Essa descoberta pode ter diversas implicações. Para nós demonstra que a visão tem a capacidade de influenciar outros sentidos. Por exemplo, já viu aquela almofada redonda e imaginou como ela deve ser macia?
As Formas
Retângulos
Retângulos transmitem a sensação de força, segurança e resistência. Pessoas antiquadas são chamadas de “quadradas”. Mas a verdade é que há empresas que adotam formas retangulares nos seus produtos e conseguem criar soluções modernas que transmitem robustez e firmeza.
Veja o site da IBM. Ele é todo montado utilizando o Design System deles, IBM Carbon. Seus elementos — fontes, barra de navegação, menus dropdown e botões — são todos retangulares. Isso conversa diretamente com a marca da empresa, que também traz ângulos, traços retos e nos transmite o sentimento de segurança, robustez e confiança.
Círculos
As formas redondas nos dão a sensação de conforto e são aproximáveis. Você não precisa de um círculo necessariamente. O iFood, por exemplo, arredonda os seus botões e ilustrações de forma suave, mas bastante eficaz.

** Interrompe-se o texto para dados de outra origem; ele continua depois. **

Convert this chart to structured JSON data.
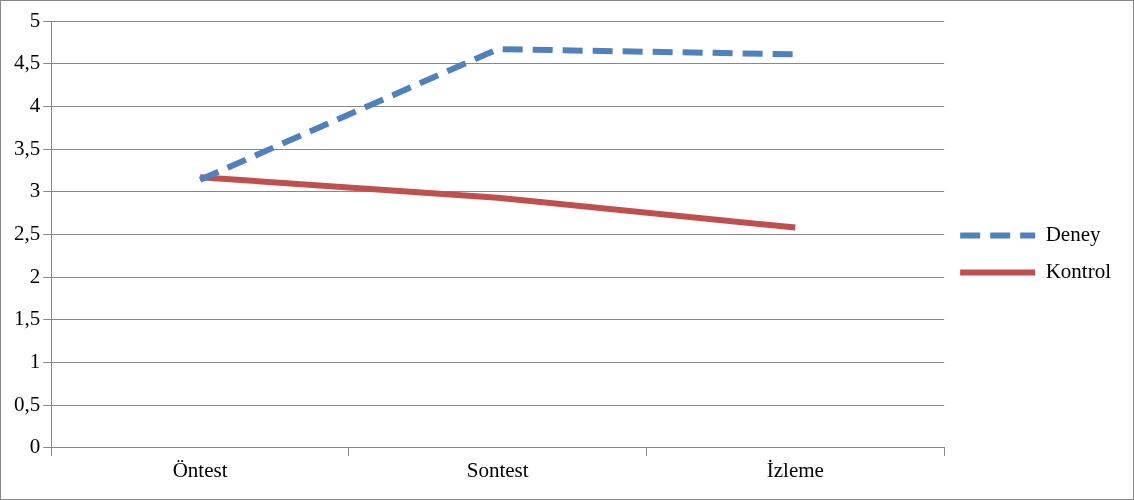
{
  "chart_data": {
    "type": "line",
    "categories": [
      "Öntest",
      "Sontest",
      "İzleme"
    ],
    "series": [
      {
        "name": "Deney",
        "color": "#4f81bd",
        "values": [
          3.14,
          4.67,
          4.61
        ],
        "line_style": "dashed"
      },
      {
        "name": "Kontrol",
        "color": "#c0504d",
        "values": [
          3.17,
          2.93,
          2.58
        ],
        "line_style": "solid"
      }
    ],
    "ylim": [
      0,
      5
    ],
    "yticks": [
      0,
      {
        "value": 0.5,
        "label": "0,5"
      },
      1,
      {
        "value": 1.5,
        "label": "1,5"
      },
      2,
      {
        "value": 2.5,
        "label": "2,5"
      },
      3,
      {
        "value": 3.5,
        "label": "3,5"
      },
      4,
      {
        "value": 4.5,
        "label": "4,5"
      },
      5
    ],
    "grid": "y",
    "legend": "right",
    "marker": "none"
  }
}
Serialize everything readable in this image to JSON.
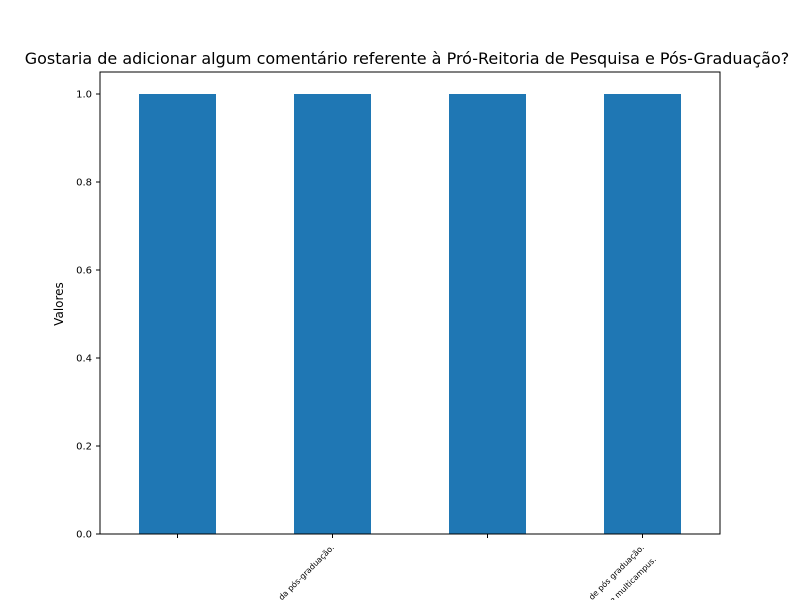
{
  "chart_data": {
    "type": "bar",
    "title": "Gostaria de adicionar algum comentário referente à Pró-Reitoria de Pesquisa e Pós-Graduação?",
    "xlabel": "",
    "ylabel": "Valores",
    "categories": [
      "",
      "da pós-graduação.",
      "",
      "de pós graduação.\ndade multicampus."
    ],
    "values": [
      1,
      1,
      1,
      1
    ],
    "ylim": [
      0,
      1.05
    ],
    "yticks": [
      0.0,
      0.2,
      0.4,
      0.6,
      0.8,
      1.0
    ],
    "ytick_labels": [
      "0.0",
      "0.2",
      "0.4",
      "0.6",
      "0.8",
      "1.0"
    ],
    "bar_color": "#1f77b4",
    "grid": false,
    "legend": "none"
  }
}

Comparando a interface do aplicativo com a da IBM, qual parece mais aproximável?
Triângulos
Triângulos trazem a sensação de movimento e velocidade, não apenas pelo visual, mas também por questões práticas, como a aerodinâmica. Nas interfaces, as formas triangulares dão sensação de continuidade.
Além disso, os triângulos também remetem ao perigo. Armas, munições, dentes, garras, agulhas e inúmeros objetos capazes de nos ferir apresentam formato pontiagudo. Por isso, essa forma também pode representar o perigo. Muitas interfaces utilizam desse significado ao emitir alertas.

Triângulos simbolizam perigo e cautela
Note que o símbolo de alerta do Windows, e outras interfaces, é similar a algumas placas de trânsito. O formato triangular, mesmo sem a leitura do conteúdo, já nos faz perceber que há algum tipo de perigo, nos colocando em atenção.
Conclusão
As formas são símbolos, por isso, são imbuídas de significado cultural. Há, na neurociência, estudos em andamento para entender como as formas podem ter influenciado a linguagem e outros campos. Esses estudos procuram identificar significados de formas que nem sempre são explícitos, mas que podem direcionar a percepção que o público tem — seja um produto, marca ou experiência.
Por isso, ao aplicá-las, é importante ter embasamento e análise. Como é possível observar nos exemplos, bons resultados podem ser encontrados quando as formas são bem usadas.
As formas são poderosas criadoras de significado, ainda que isto seja feito de forma mais sutil e implícita. São decisões muitas vezes consideradas menos importantes, mas que, na realidade, são essenciais no processo criativo e de design para permitir que a mensagem desejada alcance o público.